With the forecast calling for another wintery blast, I was surprised to see a crowd of overcoats and hoods oohing and ahhing over the gas-grill display, pressing the orange ignite buttons and turning knobs. They’re like a bunch of little girls in their white plastic pretend-kitchens, I thought, playing in a world yet to come.
“Christmas trees?” I asked an orange-vested woman whose blond curls hid her name tag.
‘”Fake or real?”
“Artificial,” I said.
“Garden Center. Go all the way back to fencing, turn right.”
Seems even “non-real” Christmas trees would garner more respect this time of year, I thought, making my way past the garbage cans, extra-large leaf bags, potting soil, bug repellants and Japanese lanterns.
“Hello…Hal,” I said, nodding at a name tag and pulling a crumpled ad from my pocket. “I’m interested in this five-foot Douglas Fir. Is this the one?” I asked, pointing to the jolly almost-looks-like-the-real-thing-with-fade-in-and-fade-out-white-lights tree.

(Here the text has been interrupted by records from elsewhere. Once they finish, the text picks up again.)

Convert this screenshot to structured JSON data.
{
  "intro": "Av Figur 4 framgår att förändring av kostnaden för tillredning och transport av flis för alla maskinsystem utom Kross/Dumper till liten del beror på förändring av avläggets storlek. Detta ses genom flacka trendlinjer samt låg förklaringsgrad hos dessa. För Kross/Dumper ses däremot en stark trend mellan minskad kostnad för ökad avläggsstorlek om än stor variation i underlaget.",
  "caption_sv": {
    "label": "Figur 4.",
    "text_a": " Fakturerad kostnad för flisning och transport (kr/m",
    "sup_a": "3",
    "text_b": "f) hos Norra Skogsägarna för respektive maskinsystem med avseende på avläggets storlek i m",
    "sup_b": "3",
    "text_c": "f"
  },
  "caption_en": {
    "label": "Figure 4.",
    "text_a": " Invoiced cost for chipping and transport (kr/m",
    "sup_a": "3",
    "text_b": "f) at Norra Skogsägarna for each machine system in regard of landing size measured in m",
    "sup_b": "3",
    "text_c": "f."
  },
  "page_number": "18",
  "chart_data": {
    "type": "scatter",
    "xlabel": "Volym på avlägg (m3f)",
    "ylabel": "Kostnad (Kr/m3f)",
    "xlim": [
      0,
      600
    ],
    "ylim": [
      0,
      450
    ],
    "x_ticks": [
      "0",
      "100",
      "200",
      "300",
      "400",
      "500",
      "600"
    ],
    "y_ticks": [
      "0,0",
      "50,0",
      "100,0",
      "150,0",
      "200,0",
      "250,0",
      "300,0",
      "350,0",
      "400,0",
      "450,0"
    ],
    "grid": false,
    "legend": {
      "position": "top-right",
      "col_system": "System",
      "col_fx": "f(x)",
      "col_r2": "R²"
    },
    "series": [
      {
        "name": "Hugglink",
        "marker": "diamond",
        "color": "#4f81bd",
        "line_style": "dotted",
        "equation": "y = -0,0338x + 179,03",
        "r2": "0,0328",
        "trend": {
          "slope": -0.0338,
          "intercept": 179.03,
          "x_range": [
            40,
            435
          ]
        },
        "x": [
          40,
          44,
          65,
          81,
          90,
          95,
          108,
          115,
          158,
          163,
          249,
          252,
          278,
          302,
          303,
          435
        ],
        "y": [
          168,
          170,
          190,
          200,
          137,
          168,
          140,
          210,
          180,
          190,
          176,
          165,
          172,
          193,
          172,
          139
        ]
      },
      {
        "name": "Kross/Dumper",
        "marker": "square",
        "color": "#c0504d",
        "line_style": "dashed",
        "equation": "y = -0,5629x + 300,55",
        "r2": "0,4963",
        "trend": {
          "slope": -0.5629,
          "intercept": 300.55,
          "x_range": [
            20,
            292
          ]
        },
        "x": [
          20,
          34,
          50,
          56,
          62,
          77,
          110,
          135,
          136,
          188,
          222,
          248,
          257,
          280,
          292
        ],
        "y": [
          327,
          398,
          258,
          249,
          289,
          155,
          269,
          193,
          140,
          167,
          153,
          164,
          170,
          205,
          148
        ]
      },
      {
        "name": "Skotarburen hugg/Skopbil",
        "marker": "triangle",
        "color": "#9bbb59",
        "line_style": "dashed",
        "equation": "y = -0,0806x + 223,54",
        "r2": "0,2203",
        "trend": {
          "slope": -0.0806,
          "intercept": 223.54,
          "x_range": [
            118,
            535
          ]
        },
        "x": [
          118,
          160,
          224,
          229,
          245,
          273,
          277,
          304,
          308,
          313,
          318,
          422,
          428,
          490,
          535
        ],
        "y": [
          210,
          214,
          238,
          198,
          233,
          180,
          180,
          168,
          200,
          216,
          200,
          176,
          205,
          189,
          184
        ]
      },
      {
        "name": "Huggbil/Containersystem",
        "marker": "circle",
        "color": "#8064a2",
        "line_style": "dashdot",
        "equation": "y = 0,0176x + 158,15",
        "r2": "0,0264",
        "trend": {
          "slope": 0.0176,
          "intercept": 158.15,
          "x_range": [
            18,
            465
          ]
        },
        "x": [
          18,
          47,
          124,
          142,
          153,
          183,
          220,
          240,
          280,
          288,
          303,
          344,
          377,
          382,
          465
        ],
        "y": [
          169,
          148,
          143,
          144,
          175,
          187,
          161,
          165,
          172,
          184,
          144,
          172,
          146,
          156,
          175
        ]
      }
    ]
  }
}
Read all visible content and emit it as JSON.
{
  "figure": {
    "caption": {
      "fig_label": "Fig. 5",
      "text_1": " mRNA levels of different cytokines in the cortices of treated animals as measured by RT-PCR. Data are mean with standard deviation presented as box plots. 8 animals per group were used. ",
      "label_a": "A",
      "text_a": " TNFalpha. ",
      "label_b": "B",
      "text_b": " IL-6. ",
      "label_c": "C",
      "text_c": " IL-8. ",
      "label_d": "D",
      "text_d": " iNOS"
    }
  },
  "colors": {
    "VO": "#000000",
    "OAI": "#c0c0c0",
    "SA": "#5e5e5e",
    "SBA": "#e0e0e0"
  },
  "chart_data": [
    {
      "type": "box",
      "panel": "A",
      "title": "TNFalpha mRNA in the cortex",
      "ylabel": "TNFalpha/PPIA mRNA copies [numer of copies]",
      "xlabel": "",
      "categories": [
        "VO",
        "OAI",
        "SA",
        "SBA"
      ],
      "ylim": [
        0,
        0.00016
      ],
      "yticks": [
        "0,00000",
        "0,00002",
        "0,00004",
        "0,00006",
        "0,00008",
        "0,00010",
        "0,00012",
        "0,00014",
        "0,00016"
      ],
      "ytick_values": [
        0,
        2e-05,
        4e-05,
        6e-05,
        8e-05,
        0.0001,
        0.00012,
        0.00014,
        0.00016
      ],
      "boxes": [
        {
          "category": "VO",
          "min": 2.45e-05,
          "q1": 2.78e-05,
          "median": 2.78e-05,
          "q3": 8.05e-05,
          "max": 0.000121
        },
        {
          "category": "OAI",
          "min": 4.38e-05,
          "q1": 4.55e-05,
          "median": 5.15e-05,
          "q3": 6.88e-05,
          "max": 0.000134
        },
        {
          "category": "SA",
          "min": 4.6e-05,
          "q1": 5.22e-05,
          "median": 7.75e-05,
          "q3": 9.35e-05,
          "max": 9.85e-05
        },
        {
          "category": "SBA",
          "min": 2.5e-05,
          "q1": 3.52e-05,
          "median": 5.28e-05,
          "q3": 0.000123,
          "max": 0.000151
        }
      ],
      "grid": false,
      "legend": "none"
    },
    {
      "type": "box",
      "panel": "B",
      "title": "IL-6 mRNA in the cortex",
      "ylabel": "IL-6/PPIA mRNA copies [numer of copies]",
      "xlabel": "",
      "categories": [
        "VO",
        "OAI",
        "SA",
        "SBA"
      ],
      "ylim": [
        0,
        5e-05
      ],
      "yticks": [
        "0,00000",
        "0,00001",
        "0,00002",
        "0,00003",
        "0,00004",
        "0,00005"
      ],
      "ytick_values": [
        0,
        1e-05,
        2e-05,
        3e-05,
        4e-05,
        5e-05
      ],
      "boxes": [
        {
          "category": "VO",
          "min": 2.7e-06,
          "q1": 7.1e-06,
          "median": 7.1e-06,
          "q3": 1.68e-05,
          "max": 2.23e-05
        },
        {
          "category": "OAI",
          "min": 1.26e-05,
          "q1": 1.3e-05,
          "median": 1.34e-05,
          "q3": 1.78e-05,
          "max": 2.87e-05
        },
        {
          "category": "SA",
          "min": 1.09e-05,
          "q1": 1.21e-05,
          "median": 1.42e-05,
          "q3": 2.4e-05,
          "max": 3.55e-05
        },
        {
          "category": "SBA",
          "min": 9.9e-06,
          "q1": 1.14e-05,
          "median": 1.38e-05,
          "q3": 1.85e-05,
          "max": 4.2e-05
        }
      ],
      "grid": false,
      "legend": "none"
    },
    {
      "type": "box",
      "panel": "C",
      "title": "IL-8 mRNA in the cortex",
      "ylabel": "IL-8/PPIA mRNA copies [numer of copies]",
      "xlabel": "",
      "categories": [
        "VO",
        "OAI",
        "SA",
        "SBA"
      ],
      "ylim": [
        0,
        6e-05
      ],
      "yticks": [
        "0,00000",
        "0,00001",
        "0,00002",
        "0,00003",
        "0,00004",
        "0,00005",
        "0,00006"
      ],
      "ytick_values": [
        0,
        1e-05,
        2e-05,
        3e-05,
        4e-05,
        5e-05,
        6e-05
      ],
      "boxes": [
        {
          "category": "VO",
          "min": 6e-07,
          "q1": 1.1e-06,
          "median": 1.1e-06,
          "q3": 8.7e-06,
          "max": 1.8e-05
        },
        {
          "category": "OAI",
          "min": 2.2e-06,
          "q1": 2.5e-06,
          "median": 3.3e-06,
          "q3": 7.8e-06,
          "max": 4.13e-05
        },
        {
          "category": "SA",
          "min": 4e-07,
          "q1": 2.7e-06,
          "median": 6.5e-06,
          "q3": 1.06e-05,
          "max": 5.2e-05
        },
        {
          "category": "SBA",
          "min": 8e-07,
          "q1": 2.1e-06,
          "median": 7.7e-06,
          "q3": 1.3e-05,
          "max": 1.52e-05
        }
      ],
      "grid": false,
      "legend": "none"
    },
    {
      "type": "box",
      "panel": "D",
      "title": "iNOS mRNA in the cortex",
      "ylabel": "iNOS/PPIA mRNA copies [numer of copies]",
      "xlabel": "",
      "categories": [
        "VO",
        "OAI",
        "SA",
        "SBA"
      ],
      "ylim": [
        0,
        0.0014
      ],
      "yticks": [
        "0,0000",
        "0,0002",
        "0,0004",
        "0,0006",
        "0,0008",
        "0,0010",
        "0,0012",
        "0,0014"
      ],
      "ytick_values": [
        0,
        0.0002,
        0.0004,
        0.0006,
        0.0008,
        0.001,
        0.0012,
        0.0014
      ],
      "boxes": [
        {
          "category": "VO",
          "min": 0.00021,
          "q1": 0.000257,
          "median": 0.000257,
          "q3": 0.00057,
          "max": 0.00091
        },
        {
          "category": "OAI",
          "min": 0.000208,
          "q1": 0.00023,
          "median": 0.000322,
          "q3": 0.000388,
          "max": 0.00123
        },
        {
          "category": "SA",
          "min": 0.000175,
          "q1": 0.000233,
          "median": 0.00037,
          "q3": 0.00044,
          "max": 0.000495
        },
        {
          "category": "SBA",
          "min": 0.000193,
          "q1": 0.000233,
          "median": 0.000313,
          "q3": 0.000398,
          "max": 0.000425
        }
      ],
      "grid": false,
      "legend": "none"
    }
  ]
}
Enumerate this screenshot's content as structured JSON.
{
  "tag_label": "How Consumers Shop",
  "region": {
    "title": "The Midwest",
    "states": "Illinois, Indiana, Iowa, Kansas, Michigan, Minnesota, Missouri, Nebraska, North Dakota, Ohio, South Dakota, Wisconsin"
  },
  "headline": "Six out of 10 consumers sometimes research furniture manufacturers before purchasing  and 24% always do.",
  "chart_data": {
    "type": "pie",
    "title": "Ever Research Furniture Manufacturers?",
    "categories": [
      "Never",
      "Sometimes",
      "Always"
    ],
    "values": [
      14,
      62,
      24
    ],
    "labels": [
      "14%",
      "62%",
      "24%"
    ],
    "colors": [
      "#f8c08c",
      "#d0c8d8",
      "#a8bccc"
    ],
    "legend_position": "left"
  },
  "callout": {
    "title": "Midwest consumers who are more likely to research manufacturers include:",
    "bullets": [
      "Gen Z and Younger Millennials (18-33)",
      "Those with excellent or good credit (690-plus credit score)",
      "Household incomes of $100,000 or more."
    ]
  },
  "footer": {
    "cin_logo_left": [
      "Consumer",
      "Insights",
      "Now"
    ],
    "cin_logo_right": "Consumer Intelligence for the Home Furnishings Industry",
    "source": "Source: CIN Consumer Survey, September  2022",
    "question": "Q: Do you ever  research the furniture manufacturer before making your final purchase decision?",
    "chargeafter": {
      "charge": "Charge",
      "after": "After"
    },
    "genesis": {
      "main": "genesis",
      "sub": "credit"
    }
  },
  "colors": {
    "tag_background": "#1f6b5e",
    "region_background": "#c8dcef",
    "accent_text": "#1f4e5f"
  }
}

It wasn’t. It was a 6-foot fake Scotch Pine and $70 more. Three hours later, at the epicenter of an explosion of trinkets, and Calpurnia in full attack mode against the army of yellowing paper that seems to threaten her very cathood, I am ready to decorate what is really a three-foot-green-plastic tree set into a two-foot “Grecian” Styrofoam stand. Every year, my former husband and I delighted in peeling away the newsprint protecting our treasures – Teddy bears popping out of gift boxes, reindeers frozen forever in flight – finding a headline, a dateline on a story: material evidence of a long and successful marriage.
But only in the dictionary does “long marriage” come before “successful.” Christmastime eventually became the War of the Orbs. He began weighing the branches with tiny replicas of handlebars and helmets from Harley-Davidson. I dotted the tree with ornaments set in doilies, lace. He especially abhorred the pink Victorian shoe that sprouted tulle. All of them, he gladly handed over to me in the distribution of assets.
And now I find every one of them too big or heavy to hang on the only size tree I can fit into my new living room without having to crawl over the sofa to get to the kitchen. Except, perhaps, for this one: a small crystal with red and green splashes and itty-bitty snowflakes suspended in its core. I bought it the year we began counseling. It’s not a color I can feel, can scratch off with my fingernail. The color is buried: a jewel in its transparent vault, unreachable unless—and I consider this for a moment – I smash it against something, drop it on the floor, kick it to the wall.
My three-foot Fir is waiting to be dressed. To all a good night.